L’annuncio del 4 novembre prese il nome di Bollettino della Vittoria, il documento ufficiale scritto dopo l’armistizio di Villa Giusti con cui il generale Armando Diaz, comandante supremo del Regio Esercito, dichiarò la resa dell’Impero austro-ungarico e la vittoria dell’Italia nella prima guerra mondiale.
Nel 1921, in occasione della celebrazione della Giornata dell’Unità Nazionale e delle Forze Armate, il Milite Ignoto venne sepolto solennemente all’Altare della Patria a Roma.

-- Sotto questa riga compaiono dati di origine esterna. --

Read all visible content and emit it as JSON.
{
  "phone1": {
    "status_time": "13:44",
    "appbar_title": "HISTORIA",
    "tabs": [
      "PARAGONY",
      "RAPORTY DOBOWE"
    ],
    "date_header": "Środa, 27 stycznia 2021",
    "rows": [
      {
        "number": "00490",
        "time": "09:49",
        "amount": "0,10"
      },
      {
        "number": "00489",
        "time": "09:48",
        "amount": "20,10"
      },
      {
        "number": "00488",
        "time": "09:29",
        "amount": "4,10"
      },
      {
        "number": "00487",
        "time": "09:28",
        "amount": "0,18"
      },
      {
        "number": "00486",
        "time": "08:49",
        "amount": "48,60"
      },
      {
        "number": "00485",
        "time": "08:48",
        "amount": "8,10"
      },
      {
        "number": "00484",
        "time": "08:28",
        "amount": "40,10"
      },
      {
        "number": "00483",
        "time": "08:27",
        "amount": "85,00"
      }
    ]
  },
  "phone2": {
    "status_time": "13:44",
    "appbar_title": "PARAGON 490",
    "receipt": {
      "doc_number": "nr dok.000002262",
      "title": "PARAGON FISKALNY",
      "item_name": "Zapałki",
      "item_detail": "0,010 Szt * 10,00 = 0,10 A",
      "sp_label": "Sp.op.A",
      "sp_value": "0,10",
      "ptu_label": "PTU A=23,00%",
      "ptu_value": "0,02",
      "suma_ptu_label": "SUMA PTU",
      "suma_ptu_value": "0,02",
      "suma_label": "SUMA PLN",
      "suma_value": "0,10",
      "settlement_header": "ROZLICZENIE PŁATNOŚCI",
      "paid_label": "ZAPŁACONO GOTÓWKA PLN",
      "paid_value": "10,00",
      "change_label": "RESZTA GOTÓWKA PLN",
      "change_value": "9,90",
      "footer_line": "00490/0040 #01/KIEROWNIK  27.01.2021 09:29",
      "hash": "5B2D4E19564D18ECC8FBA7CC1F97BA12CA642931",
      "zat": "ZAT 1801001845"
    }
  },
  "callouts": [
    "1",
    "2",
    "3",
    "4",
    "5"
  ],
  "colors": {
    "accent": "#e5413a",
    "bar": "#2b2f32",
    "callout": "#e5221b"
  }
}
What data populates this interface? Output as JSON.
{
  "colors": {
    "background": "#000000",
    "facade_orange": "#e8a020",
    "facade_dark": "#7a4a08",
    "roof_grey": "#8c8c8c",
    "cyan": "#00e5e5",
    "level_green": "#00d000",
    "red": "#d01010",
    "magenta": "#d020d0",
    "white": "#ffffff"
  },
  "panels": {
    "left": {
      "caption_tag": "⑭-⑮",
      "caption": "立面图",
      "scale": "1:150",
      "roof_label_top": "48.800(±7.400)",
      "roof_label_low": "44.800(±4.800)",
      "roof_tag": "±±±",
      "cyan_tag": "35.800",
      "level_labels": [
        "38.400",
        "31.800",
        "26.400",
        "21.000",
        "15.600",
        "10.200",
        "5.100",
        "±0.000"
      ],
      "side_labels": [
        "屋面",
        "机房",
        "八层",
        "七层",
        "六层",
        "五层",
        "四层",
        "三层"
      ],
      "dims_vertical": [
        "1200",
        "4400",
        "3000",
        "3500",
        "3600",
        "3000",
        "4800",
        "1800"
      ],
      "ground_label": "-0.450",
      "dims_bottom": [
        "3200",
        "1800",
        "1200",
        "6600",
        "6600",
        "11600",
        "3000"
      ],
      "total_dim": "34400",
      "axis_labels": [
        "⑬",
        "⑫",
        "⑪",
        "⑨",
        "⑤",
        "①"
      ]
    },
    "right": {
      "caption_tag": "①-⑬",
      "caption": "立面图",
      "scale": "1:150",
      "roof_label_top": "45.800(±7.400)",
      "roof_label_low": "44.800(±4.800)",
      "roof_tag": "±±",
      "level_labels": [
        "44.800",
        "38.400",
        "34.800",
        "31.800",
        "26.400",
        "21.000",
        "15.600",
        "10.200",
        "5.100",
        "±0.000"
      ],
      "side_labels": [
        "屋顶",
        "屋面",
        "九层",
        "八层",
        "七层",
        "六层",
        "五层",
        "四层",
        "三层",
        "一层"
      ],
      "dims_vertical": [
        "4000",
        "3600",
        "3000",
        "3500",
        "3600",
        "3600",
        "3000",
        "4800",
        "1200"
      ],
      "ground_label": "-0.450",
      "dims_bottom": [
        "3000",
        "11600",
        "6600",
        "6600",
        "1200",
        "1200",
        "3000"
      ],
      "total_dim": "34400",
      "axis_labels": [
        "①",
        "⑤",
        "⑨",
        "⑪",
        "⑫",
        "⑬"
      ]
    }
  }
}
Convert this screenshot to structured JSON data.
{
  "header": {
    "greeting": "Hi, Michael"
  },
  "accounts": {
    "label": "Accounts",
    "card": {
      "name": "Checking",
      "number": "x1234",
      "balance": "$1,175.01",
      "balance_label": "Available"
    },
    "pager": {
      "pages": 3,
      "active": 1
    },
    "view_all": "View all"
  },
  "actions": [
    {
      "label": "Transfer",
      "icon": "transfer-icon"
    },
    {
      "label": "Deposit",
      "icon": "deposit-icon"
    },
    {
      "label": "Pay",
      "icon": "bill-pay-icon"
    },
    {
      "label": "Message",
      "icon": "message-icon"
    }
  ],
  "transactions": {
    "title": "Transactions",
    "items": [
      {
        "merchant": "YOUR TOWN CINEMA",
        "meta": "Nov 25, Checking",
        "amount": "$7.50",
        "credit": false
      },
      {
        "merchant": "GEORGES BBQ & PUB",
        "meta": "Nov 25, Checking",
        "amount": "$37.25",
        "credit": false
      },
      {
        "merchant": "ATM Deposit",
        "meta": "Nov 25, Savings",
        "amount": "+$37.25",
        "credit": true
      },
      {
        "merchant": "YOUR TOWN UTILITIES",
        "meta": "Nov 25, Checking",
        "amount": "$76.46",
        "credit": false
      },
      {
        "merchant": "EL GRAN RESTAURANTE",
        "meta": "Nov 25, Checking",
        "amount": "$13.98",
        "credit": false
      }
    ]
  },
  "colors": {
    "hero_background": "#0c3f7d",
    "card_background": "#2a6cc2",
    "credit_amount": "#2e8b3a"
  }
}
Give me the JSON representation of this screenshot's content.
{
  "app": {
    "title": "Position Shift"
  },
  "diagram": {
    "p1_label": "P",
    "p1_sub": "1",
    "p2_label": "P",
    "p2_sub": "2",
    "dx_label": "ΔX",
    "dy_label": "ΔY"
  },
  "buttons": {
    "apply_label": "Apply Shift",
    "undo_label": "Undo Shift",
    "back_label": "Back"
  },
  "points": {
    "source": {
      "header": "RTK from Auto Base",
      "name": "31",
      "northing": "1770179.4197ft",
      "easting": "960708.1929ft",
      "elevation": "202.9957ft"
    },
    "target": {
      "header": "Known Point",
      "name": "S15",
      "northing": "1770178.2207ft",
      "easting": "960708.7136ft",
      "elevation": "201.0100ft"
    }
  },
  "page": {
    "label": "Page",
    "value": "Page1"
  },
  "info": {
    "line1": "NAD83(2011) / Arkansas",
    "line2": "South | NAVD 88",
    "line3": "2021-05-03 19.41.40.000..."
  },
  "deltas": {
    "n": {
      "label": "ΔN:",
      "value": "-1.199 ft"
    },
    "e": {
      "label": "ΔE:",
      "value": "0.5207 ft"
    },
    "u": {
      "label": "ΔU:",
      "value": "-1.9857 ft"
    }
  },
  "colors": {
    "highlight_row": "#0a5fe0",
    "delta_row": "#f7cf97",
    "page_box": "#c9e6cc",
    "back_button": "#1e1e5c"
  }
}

Il testo del Bollettino della Vittoria
Comando Supremo, 4 novembre 1918, ore 12 Bollettino di guerra n. 1268
La guerra contro l’Austria-Ungheria che, sotto l’alta guida di S.M. il Re, duce supremo, l’Esercito Italiano, inferiore per numero e per mezzi, iniziò il 24 maggio 1915 e con fede incrollabile e tenace valore condusse ininterrotta ed asprissima per 41 mesi, è vinta. La gigantesca battaglia ingaggiata il 24 dello scorso ottobre ed alla quale prendevano parte cinquantuno divisioni italiane, tre britanniche, due francesi, una cecoslovacca ed un reggimento americano, contro settantatré divisioni austroungariche, è finita. La fulminea e arditissima avanzata del XXIX Corpo d’Armata su Trento, sbarrando le vie della ritirata alle armate nemiche del Trentino, travolte ad occidente dalle truppe della VII armata e ad oriente da quelle della I, VI e IV, ha determinato ieri lo sfacelo totale della fronte avversaria. Dal Brenta al Torre l’irresistibile slancio della XII, della VIII, della X armata e delle divisioni di cavalleria, ricaccia sempre più indietro il nemico fuggente. Nella pianura, S.A.R. il Duca d’Aosta avanza rapidamente alla testa della sua invitta III armata, anelante di ritornare sulle posizioni da essa già vittoriosamente conquistate, che mai aveva perdute. L’Esercito Austro-Ungarico è annientato: esso ha subito perdite gravissime nell’accanita resistenza dei primi giorni e nell’inseguimento ha perduto quantità ingentissime di materiale di ogni sorta e pressoché per intero i suoi magazzini e i depositi. Ha lasciato finora nelle nostre mani circa trecentomila prigionieri con interi stati maggiori e non meno di cinquemila cannoni. I resti di quello che fu uno dei più potenti eserciti del mondo risalgono in disordine e senza speranza le valli che avevano discese con orgogliosa sicurezza.